There it is, the basic “Home Garden,” an ancient, evolved forest garden system, similar to those found throughout the tropics, and in one form or another, almost everywhere trees will grow. This beautiful version is from Cuba. (www.hunger-undernutrition.com.)
At its most basic level, it’s surrounded by a forest garden planting or enclosure, a mixed function productive hedgerow membrane designed to exclude harmful energies while welcoming and containing beneficial energy flows. Inside, there are areas (organs?) devoted to all the functions necessary for the unit to survive and prosper, areas for vital exchange of information (social functions,) areas for production, areas for growing food, sustaining internal health, and so on. It has units for photosynthesis, converting sun energy into useful energy for the homestead. It has various apendages for affecting the outside world, for reaching out and bringing in vital resources, sharing information with outside units, and exporting its wastes. It has a sort of central nervous system which regulates the distribution of resources within the unit and responds to external stimuli. It even has a nucleus home structure to protect its most vital information processing, organizing, and storage units.
The very word “garden” comes from the word enclosure, “garde.” This is true in most languages.
As these units grow, they eventually reach out with their genetic information, sharing it with other units and reproducing itself, splitting into separate units to reproduce the pattern. Each new cell adapts to its specific environment, its place, its resources and landforms. It fulfills its role in maximizing life enhancing energies and performing particular duties as part of a larger fabric of human communities. Each naturally grows, shrinks, exchanges resources and acts according to the needs of the whole.

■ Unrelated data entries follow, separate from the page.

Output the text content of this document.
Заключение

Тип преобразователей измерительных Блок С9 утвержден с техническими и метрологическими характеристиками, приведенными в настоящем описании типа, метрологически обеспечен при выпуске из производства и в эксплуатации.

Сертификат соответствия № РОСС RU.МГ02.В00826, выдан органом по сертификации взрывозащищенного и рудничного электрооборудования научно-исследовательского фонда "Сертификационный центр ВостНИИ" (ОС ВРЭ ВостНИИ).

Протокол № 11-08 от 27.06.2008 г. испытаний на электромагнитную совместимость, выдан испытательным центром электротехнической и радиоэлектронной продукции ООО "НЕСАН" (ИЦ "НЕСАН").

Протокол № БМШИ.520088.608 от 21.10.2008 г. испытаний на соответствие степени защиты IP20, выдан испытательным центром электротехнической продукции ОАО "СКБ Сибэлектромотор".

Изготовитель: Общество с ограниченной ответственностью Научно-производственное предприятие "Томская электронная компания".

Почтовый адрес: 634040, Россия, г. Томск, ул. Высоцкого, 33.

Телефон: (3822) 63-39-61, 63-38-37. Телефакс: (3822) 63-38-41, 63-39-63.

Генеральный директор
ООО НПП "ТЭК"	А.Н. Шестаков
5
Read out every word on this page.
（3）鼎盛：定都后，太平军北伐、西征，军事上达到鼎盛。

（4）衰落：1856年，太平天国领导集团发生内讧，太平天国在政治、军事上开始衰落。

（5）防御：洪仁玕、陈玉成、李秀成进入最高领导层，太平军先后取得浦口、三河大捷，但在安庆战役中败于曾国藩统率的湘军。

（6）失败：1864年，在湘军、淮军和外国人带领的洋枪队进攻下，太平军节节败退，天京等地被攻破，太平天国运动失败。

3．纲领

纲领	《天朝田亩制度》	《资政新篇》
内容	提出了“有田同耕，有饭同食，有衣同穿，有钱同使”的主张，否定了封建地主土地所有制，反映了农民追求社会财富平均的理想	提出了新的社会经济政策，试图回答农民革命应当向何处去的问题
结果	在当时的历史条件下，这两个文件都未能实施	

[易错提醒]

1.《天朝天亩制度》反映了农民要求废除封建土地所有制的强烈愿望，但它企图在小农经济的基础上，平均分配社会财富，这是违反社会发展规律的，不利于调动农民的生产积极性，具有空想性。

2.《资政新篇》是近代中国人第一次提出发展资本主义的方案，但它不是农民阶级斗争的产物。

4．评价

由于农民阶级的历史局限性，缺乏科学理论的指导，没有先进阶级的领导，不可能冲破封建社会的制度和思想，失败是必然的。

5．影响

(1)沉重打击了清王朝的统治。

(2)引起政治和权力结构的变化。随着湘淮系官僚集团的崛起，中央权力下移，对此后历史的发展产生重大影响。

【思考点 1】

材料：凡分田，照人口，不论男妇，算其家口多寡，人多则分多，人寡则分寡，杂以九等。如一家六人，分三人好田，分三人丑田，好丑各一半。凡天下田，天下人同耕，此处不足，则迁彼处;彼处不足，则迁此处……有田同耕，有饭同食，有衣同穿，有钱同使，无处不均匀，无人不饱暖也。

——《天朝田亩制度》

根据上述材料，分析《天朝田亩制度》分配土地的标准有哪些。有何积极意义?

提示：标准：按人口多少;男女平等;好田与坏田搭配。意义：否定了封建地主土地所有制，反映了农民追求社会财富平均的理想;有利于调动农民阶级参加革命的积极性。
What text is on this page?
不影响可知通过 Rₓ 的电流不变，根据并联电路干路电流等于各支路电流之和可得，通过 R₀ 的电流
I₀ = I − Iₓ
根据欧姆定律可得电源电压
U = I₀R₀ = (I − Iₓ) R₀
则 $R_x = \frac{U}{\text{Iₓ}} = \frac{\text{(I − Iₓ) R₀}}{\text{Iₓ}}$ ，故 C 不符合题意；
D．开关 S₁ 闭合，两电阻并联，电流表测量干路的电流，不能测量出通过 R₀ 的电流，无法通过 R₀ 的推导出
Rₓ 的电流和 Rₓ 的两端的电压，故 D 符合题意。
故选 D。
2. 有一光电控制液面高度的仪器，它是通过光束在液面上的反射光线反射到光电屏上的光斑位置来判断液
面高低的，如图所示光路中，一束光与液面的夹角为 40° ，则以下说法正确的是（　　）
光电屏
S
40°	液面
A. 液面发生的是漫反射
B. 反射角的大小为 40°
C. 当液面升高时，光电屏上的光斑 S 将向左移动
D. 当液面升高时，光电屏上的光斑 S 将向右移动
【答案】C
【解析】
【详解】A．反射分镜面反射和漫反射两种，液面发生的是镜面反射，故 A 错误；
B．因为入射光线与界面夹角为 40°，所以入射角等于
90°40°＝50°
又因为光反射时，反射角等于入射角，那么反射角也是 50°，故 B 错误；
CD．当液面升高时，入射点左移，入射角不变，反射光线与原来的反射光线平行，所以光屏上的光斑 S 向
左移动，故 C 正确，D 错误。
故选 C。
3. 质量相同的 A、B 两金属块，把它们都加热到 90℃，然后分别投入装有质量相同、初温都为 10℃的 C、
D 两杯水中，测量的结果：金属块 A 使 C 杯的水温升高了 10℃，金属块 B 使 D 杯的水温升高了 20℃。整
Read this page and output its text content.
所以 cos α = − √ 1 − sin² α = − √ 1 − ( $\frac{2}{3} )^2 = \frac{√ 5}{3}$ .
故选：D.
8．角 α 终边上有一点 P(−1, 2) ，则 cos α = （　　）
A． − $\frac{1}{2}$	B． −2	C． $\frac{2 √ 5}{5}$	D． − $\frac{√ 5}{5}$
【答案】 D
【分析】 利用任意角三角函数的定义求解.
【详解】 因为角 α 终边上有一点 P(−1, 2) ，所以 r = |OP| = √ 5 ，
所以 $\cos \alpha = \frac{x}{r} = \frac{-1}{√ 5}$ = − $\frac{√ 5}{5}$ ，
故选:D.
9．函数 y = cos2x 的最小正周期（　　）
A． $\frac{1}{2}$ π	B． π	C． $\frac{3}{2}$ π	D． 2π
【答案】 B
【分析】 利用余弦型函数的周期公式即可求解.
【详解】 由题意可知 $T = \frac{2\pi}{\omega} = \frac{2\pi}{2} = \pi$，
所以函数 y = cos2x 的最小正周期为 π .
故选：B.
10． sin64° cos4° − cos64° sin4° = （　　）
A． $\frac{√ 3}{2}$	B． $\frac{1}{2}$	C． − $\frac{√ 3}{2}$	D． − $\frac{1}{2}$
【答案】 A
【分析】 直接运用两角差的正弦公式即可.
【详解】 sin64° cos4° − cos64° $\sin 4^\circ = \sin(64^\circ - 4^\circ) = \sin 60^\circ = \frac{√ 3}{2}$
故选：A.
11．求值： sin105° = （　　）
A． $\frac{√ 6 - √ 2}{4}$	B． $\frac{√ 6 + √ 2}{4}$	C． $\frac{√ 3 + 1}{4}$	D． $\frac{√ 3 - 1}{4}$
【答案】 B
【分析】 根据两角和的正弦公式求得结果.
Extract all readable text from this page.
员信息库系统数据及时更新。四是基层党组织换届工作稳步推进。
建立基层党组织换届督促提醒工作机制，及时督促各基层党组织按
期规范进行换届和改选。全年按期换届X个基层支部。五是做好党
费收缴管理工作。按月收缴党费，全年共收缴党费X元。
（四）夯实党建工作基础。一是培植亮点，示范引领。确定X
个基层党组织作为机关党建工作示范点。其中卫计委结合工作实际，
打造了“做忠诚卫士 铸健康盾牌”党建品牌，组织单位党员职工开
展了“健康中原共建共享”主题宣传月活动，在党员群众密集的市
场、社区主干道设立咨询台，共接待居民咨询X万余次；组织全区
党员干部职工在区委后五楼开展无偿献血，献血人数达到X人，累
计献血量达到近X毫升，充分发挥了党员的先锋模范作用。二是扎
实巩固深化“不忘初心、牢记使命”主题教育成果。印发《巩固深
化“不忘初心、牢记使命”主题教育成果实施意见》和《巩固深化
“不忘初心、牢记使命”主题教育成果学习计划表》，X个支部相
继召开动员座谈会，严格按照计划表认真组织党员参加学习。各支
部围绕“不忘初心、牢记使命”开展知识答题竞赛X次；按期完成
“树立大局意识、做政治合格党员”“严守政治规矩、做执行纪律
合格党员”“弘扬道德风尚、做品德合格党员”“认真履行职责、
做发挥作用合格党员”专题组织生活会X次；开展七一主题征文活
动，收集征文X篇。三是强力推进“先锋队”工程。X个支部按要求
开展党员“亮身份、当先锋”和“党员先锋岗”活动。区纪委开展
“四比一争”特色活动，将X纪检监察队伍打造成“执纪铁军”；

(Toft and croft pattern of home garden “cells,” organized into communties [tissues?] which were in turn surrounded by hedgerows and borders… Wyrtig.)
It is likely that this is the fashion in which humans, and our companion species, generally spread around the globe. It’s a pattern that follows the dictum “life makes good for life,” enriching its ecosystem and ensuring biodiversity and resilience for all species.
Is this self-organizing cell-like basic home garden structure a “poly-species” super organism? (super-organisms are those made up of multiple individuals, such as a bee hive.)
Is this some basic, hard-wired pattern of biology that we evolved in order to adapt our environment in a way that made us beneficial keystone species?
Do we instinctively utilize the ridgid, lignin-rich properties of woody perennials to create our “cell walls” and define our “tissues” (communities) just as plants do?
Is this pattern the ideal result of simple, logical ways that biological organisms thrive in interaction with each other? Is it shaped in some fundamental way by the laws of nature on our world, regardless of scale: cell, tissue, organ, organism, community, ecosystem?
Architects such as Christopher Alexander have pointed out that we seem to inately feel “right” inside these enclosed, cell-like spaces. We love plants, rich, lush gardens filled with fruits and vegetables. We thrive on the loving companionship of non-human animal companions. We do indeed seem programmed to order our environments to create this home-garden pattern….
(Forest garden “enclosure” at Lillie House)
So, how did we get stuck into the self-destructive, eco-cidal patterns of agrarian civilization, where “cells” stop acting beneficially, and instead maximize “consumption,” the conversion of raw energy into ever more humans, ever more cells, without regard to role or the health of the whole? …into “expansionist” units that infiltrate, and convert healthy cells into similarly single-minded, anthrocentric, tissues with poorly defined borders? …until inevitably, the growth causes the breakdown in the healthy function of the whole super-organism “ecosystem,” and with it, the humans that depended upon it.
Of course, it’s probably inaccurate (to say the least) to compare the self-destructive nature of agrarian civilization units to cancer cells. But the underlying biological mechanism and behavior characteristics look very similar, and unless we’re careful, they’ll have the same end result.
Whether or not our homesteads are surrounded by the literal “cell wall” enclosures of traditional home gardens, it’s interesting to me that Permaculture seeks to solve our problems by recreating this basic “closed loop,” celular pattern of humanity, in various ways.
Are we witnessing the death throws of a failed, self-destructive human system which has finally destroyed its super-organism host?
Are ideas like Permaculture and biomimicry an instinctive reclaiming of our biological role – the basic “genetic” motivating information that will organize a new, healthy, diverse super-organism to take its place?
Of course, I’m being metaphorical, rather than metaphysical. Ultimately, these questions are unanswerable, unscientific, and verge on being meaningless.
But I do believe that when we turn away from the destructive global system to build our own personal Permaculture systems and communities, based on caring, mutually-benefical interactions between species, we create a powerful, beautiful way of life that will spread, endure, and provide comfort and security for generations to come.